A survey in Nursing Times has been published this morning claiming that "
dying patients denied pain relief because of legal fears" - specifically that one in ten 'nurses' surveyed said that they were scared to give full doses of pain relieving opiates (even where prescribed) because of fears of being prosecuted for assisting in the death of a patient.
There are some real question marks to raise about this. First and foremost the methodology of the survey itself. This was an open survey that anyone could post to. Pro euthanasia groups were generically emailing their supporters asking for nurses to fill in the survey, but any of their supporters could have. The same may have happened on the other side. But the key point is that you did not need to be a Nursing Times subscriber or show any proof of being a registered, practising nurse to fill this in, so the results cannot be said to have a high degree of validity. The 2,311 respondents may have all been practising nurses, but there is no way to verify that. Furthermore it was a self selecting sample, so there is no way you can say this is a representative cross section of the profession.
Secondly, the survey asked distinctly slanted questions, which seem to look for answers that pointed to neglecting patients' symptoms for fear of prosecution. It was hard to give an answer that did not point in that direction without ticking an 'other' or 'not applicable' box. In other words, there was no real triangulation of data by asking different questions with different possible answers to make sure that the respondents were actually saying what they appear to have said.

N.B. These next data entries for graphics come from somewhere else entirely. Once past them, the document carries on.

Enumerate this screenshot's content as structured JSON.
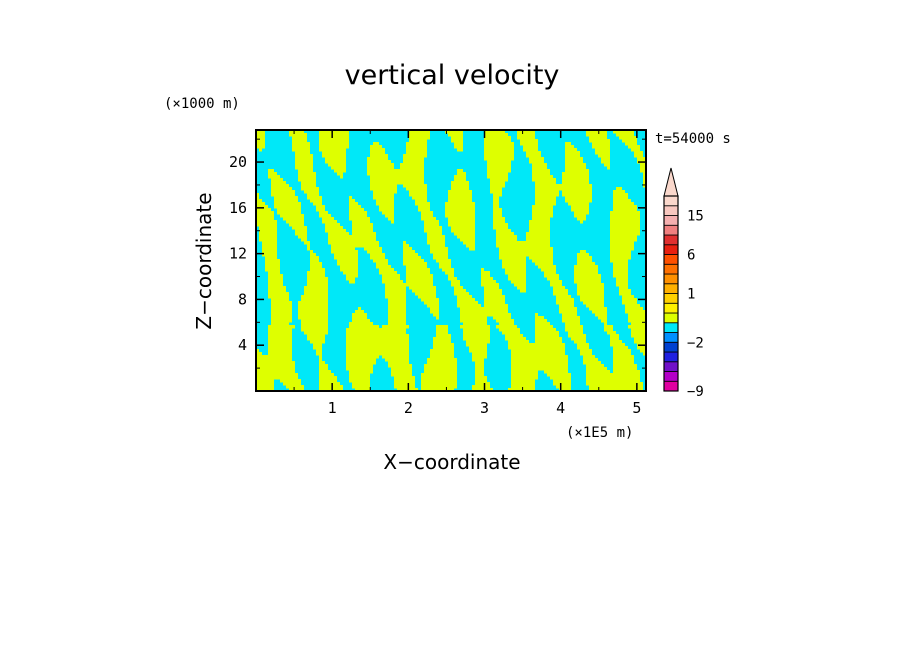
{
  "chart_data": {
    "type": "heatmap",
    "title": "vertical velocity",
    "xlabel": "X−coordinate",
    "ylabel": "Z−coordinate",
    "x_unit": "(×1E5 m)",
    "y_unit": "(×1000 m)",
    "time_label": "t=54000 s",
    "xlim": [
      0,
      5.12
    ],
    "ylim": [
      0,
      22.8
    ],
    "x_ticks": [
      1,
      2,
      3,
      4,
      5
    ],
    "y_ticks": [
      4,
      8,
      12,
      16,
      20
    ],
    "field_colors": {
      "positive_weak": "#deff00",
      "negative_weak": "#00e8f8"
    },
    "colorbar": {
      "levels": [
        -9,
        -8,
        -6,
        -4,
        -3,
        -2,
        -1,
        -0.5,
        0,
        0.5,
        1,
        2,
        3,
        4,
        6,
        8,
        10,
        12,
        15,
        20,
        24
      ],
      "colors": [
        "#e000a0",
        "#b400c8",
        "#7010c8",
        "#2020e0",
        "#0040d0",
        "#0090ff",
        "#00e8f8",
        "#deff00",
        "#fff000",
        "#ffd000",
        "#ffb000",
        "#ff9000",
        "#ff7000",
        "#ff5000",
        "#e82010",
        "#e03030",
        "#f08080",
        "#f5b0b0",
        "#f8c8c0",
        "#fad8cc"
      ],
      "extend": "max",
      "labeled_ticks": [
        {
          "value": 15,
          "label": "15"
        },
        {
          "value": 6,
          "label": "6"
        },
        {
          "value": 1,
          "label": "1"
        },
        {
          "value": -2,
          "label": "−2"
        },
        {
          "value": -9,
          "label": "−9"
        }
      ]
    }
  }
}
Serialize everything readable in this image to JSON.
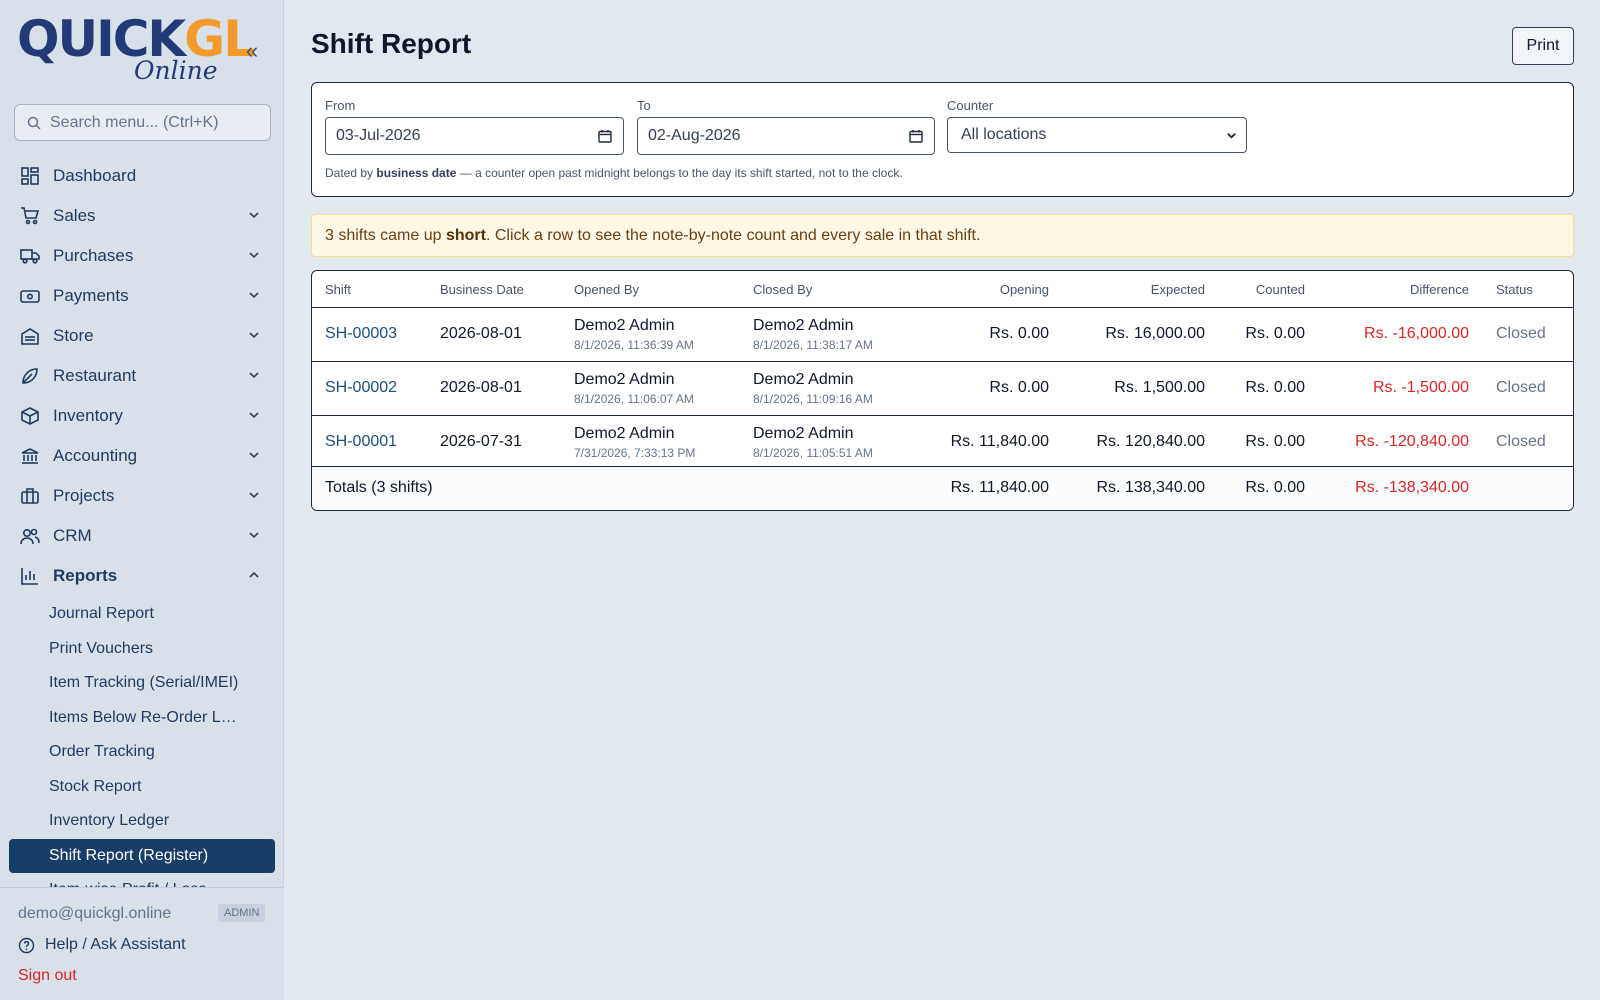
{
  "app": {
    "logo_main_a": "QUICK",
    "logo_main_b": "GL",
    "logo_sub": "Online"
  },
  "sidebar": {
    "search_placeholder": "Search menu... (Ctrl+K)",
    "items": [
      {
        "label": "Dashboard",
        "icon": "dashboard-icon"
      },
      {
        "label": "Sales",
        "icon": "cart-icon"
      },
      {
        "label": "Purchases",
        "icon": "truck-icon"
      },
      {
        "label": "Payments",
        "icon": "banknote-icon"
      },
      {
        "label": "Store",
        "icon": "store-icon"
      },
      {
        "label": "Restaurant",
        "icon": "chef-hat-icon"
      },
      {
        "label": "Inventory",
        "icon": "box-icon"
      },
      {
        "label": "Accounting",
        "icon": "bank-icon"
      },
      {
        "label": "Projects",
        "icon": "briefcase-icon"
      },
      {
        "label": "CRM",
        "icon": "users-icon"
      },
      {
        "label": "Reports",
        "icon": "bar-chart-icon"
      }
    ],
    "reports_sub": [
      "Journal Report",
      "Print Vouchers",
      "Item Tracking (Serial/IMEI)",
      "Items Below Re-Order L…",
      "Order Tracking",
      "Stock Report",
      "Inventory Ledger",
      "Shift Report (Register)",
      "Item-wise Profit / Loss"
    ],
    "user_email": "demo@quickgl.online",
    "role": "ADMIN",
    "help_label": "Help / Ask Assistant",
    "signout_label": "Sign out"
  },
  "page": {
    "title": "Shift Report",
    "print_label": "Print"
  },
  "filters": {
    "from_label": "From",
    "from_value": "03-Jul-2026",
    "to_label": "To",
    "to_value": "02-Aug-2026",
    "counter_label": "Counter",
    "counter_value": "All locations",
    "note_prefix": "Dated by ",
    "note_bold": "business date",
    "note_suffix": " — a counter open past midnight belongs to the day its shift started, not to the clock."
  },
  "alert": {
    "prefix": "3 shifts came up ",
    "bold": "short",
    "suffix": ". Click a row to see the note-by-note count and every sale in that shift."
  },
  "table": {
    "columns": [
      "Shift",
      "Business Date",
      "Opened By",
      "Closed By",
      "Opening",
      "Expected",
      "Counted",
      "Difference",
      "Status"
    ],
    "rows": [
      {
        "shift": "SH-00003",
        "date": "2026-08-01",
        "opened_by": "Demo2 Admin",
        "opened_at": "8/1/2026, 11:36:39 AM",
        "closed_by": "Demo2 Admin",
        "closed_at": "8/1/2026, 11:38:17 AM",
        "opening": "Rs. 0.00",
        "expected": "Rs. 16,000.00",
        "counted": "Rs. 0.00",
        "difference": "Rs. -16,000.00",
        "status": "Closed"
      },
      {
        "shift": "SH-00002",
        "date": "2026-08-01",
        "opened_by": "Demo2 Admin",
        "opened_at": "8/1/2026, 11:06:07 AM",
        "closed_by": "Demo2 Admin",
        "closed_at": "8/1/2026, 11:09:16 AM",
        "opening": "Rs. 0.00",
        "expected": "Rs. 1,500.00",
        "counted": "Rs. 0.00",
        "difference": "Rs. -1,500.00",
        "status": "Closed"
      },
      {
        "shift": "SH-00001",
        "date": "2026-07-31",
        "opened_by": "Demo2 Admin",
        "opened_at": "7/31/2026, 7:33:13 PM",
        "closed_by": "Demo2 Admin",
        "closed_at": "8/1/2026, 11:05:51 AM",
        "opening": "Rs. 11,840.00",
        "expected": "Rs. 120,840.00",
        "counted": "Rs. 0.00",
        "difference": "Rs. -120,840.00",
        "status": "Closed"
      }
    ],
    "totals": {
      "label": "Totals (3 shifts)",
      "opening": "Rs. 11,840.00",
      "expected": "Rs. 138,340.00",
      "counted": "Rs. 0.00",
      "difference": "Rs. -138,340.00"
    }
  },
  "colors": {
    "accent": "#173e66",
    "negative": "#dc2626",
    "logo_blue": "#233a78",
    "logo_orange": "#f29b2c"
  }
}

In short, the methodology of the survey is so poor as to leave one wondering how many useful conclusions one could make from the data.
However, leaving aside the questions about the methodology and validity of the study, if one is to draw conclusions from it, then it does suggest a scary level of apparent ignorance of good clinical care and the law. 33% said they did not know what the law was (it hasn't changed, despite what you would have thought seeing the coverage of the
DPP's guidelines on prosecution in cases of assisted suicide), and if 12% of nurses think it is better to titrate down the dose of opiate analgesics so that a patient is in pain rather than risk prosecution, that show a) a starling level of callousness and lack of care, b) a devastating level of ignorance about good palliative care and how hard it is to actually overdose someone on appropriately prescribe opiate analgesia, and c) a scary level of ignorance of the law on assisted suicide.
Has any nurse ever been prosecuted for simply giving an extra (prescribed) dose of diamorphine to a patient in terminal pain? I have never heard of such a case. You would have to give a huge dose to kill someone (people in severe pain can take considerably higher doses of opiate analgesia than people in no pain), and be either deliberately malicious or unbelievably incompetent to do so. In short, either this survey is picking up something that is not there by nature of its methodological flaws, or we really need to look again at nurse education on medical law and end of life care!
What is even more concerning is that the Royal College of Nursing has still to produce any professional guidance on this issue. The Nursing and Midwifery Council have
spoken strongly, pointing out that the law has not changed, but despite the RCN
changing their stance on assisted suicide to one of neutrality (supposedly to enable greater discussion of the issue), the main professional body for nurses in this country seems to be dithering and uncertain what to do. This lack of leadership may explain, at least in part, why so many nurses apparently feel ignorant and unable to act appropriately in the face of a person facing the end of their life in pain.
Leadership and education are what are needed here, not a change in the law!